In this second part of our series on Christmas loneliness, we explore how to form connections and end negative self-talk at Christmas as well as how to navigate grief during the holidays.

How to ease the pain of missing someone at Christmas

If you've lost a loved one, often you may find that you'd like to just sleep through December and wake up on January 2, without having to go through a heart-wrenching festive season.
Let's be honest, it will be a difficult time of year, but there are ways in which you can alleviate that pain, even just a little.
The most important thing to note is that there is no 'right' or 'wrong' way of dealing with grief and getting through Christmas.
For some, it may feel right to carry on with Christmas as usual but with some new traditions to acknowledge their lost loved one. For others, the simple act of remembering their loved one − or even acknowledging that it's Christmas time − is all too painful and difficult.
There's no right way of feeling or behaving, and it's important to be kind to yourself and acknowledge that your distress is completely normal.
Often the anticipation of pain on Christmas Day is a lot worse than the actual day itself, so treat yourself gently and with care in the build-up to the big day.
If you are feeling up to acknowledging a loved one who has passed away, here are a few things you could look at doing:
  • Light a special candle to acknowledge them – keep the flame going whenever you want to feel they are close, or make them a part of the process.
  • Leave a setting for them at the table. Was there a spot they always sat at? Maybe keep their spot free this year and acknowledge them in a toast.
  • Make their favourite dish. Did they always want creamy mashed potato with the meal? Don't leave it out this year – make it as a nod to them.
  • Give a gift to a child in need or donate to a charity in your loved one's name.

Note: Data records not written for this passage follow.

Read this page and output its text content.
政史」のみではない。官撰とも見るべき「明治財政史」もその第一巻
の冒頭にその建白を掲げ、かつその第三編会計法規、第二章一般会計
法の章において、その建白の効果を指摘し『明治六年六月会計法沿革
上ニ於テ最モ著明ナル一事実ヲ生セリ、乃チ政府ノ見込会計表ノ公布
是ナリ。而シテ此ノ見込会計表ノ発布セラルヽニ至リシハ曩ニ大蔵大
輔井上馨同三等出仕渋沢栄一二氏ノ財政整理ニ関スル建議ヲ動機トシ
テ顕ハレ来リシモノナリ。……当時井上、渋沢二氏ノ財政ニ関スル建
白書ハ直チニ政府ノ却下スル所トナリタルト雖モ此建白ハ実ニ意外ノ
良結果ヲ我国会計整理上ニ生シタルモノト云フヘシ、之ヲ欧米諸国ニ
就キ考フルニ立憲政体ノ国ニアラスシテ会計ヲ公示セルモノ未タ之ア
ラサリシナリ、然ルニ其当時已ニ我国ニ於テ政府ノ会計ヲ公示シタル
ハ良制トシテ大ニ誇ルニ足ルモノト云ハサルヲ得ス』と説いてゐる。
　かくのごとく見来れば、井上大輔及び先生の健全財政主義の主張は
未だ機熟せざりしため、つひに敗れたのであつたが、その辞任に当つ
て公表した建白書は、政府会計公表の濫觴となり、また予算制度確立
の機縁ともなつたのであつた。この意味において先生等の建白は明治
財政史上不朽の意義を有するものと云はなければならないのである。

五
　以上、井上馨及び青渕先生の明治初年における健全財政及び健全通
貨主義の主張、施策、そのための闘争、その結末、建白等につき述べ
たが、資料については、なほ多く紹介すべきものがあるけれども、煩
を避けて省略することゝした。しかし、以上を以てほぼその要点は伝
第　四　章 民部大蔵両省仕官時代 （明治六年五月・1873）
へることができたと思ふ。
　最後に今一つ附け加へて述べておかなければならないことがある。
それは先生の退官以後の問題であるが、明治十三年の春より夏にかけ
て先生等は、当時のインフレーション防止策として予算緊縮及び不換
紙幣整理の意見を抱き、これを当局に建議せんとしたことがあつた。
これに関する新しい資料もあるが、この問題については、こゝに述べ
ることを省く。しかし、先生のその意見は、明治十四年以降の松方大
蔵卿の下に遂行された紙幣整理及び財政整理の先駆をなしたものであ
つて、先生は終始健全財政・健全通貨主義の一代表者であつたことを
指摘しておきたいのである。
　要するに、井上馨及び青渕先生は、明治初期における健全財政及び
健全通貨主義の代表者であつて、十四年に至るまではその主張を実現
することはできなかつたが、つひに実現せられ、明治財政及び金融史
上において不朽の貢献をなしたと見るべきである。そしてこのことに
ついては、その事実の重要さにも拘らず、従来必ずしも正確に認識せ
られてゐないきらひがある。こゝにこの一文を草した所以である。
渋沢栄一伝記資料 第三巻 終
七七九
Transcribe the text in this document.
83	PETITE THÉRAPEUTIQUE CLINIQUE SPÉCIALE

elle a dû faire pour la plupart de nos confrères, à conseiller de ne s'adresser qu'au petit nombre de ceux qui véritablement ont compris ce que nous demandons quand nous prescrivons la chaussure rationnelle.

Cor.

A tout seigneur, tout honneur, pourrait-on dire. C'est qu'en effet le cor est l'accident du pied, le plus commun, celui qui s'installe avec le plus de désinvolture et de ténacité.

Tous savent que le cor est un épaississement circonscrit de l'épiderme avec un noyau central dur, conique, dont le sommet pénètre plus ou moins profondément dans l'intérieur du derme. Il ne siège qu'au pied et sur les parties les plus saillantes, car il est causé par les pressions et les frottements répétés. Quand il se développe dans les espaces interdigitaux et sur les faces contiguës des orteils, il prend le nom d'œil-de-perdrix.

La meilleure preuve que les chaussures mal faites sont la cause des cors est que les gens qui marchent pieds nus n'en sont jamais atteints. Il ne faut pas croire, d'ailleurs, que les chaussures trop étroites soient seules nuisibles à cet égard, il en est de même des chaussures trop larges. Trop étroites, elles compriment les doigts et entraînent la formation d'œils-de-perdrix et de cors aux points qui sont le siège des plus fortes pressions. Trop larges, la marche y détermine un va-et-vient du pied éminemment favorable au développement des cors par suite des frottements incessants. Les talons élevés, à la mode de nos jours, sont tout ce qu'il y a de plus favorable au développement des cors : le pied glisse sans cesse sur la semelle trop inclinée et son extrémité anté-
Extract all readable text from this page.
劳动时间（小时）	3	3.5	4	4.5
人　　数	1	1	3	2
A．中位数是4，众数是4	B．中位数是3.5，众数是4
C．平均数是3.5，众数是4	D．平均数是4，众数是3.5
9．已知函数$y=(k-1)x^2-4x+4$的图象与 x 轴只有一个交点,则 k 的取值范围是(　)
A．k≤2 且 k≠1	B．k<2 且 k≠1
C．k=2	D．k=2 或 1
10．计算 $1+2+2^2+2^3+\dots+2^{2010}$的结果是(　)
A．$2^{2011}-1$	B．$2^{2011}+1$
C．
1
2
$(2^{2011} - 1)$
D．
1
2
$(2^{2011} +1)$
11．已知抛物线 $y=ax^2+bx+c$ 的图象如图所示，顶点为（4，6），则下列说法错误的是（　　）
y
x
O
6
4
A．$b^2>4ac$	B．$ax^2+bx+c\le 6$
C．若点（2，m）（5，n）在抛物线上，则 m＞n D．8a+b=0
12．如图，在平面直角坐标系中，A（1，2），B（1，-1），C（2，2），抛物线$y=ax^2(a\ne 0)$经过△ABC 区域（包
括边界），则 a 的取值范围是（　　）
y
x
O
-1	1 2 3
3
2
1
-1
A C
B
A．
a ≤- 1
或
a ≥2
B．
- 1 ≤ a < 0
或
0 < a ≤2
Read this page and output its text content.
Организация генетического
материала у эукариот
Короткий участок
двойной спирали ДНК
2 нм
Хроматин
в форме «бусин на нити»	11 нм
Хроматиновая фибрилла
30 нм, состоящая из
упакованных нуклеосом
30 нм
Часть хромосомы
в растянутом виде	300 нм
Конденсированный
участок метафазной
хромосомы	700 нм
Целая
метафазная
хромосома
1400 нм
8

How to support someone grieving at Christmas

  • Say any of the following sentences: "At least you had him for all those years you did." "God needed another angel." "Don't be sad – at least he isn't suffering any more." "I know how you feel." "You're still sad? He died three years ago!"
  • Avoid them, or not send a Christmas card. Make sure you write to them and acknowledge their loss, while also sending your love and support.
  • Ask if they'd like to talk about their loved one. Often we worry that bringing up the subject, or saying their name, will upset the griever – but typically it's the exact opposite. Their loved one is likely on their mind, so they may want the chance to talk about them. They may not be ready to talk, but giving them the option is a caring gesture.
  • Communicate what would be helpful and unhelpful – would they rather you didn't talk about their loss this year? Would it be helpful if you cooked a meal for them? Could you drive and accompany them to a function they're worried about going to alone? Often we say to people, "Let me know what I can do to help", but in times of grief we're often too overwhelmed to respond. The tough part is, once we're out of that initial grieving period, we're more aware of what would help – but given the time that's passed we worry about asking for help. Keep checking in, to see what you can do!

Ending negative self-talk

Louise Rees says one of the most disastrous things about becoming isolated is that over time it can really undermine confidence.
This can make it difficult to form connections or accept opportunities to socialise.
"We need to be careful about self-talk – those negative thoughts we have," Louise says. "When people who are feeling lonely, isolated and low on self-esteem receive an invite, they can end up turning it down, thinking, 'Oh, they don't really want me there.' But the reality is, you were invited to that function for a reason. You were invited because the person wanted you to be there!"
Louise says it can be the same negative reasoning that talks people out of sending Christmas cards – thinking, 'Oh, they don't want to hear from me! I've got nothing to say!'
But, again, the reality is probably quite different. There are likely many people who would enjoy receiving a card from you.
"There could be someone who is in similar circumstances, who would be absolutely delighted to hear from you," Louise tells. "That card could really make their day."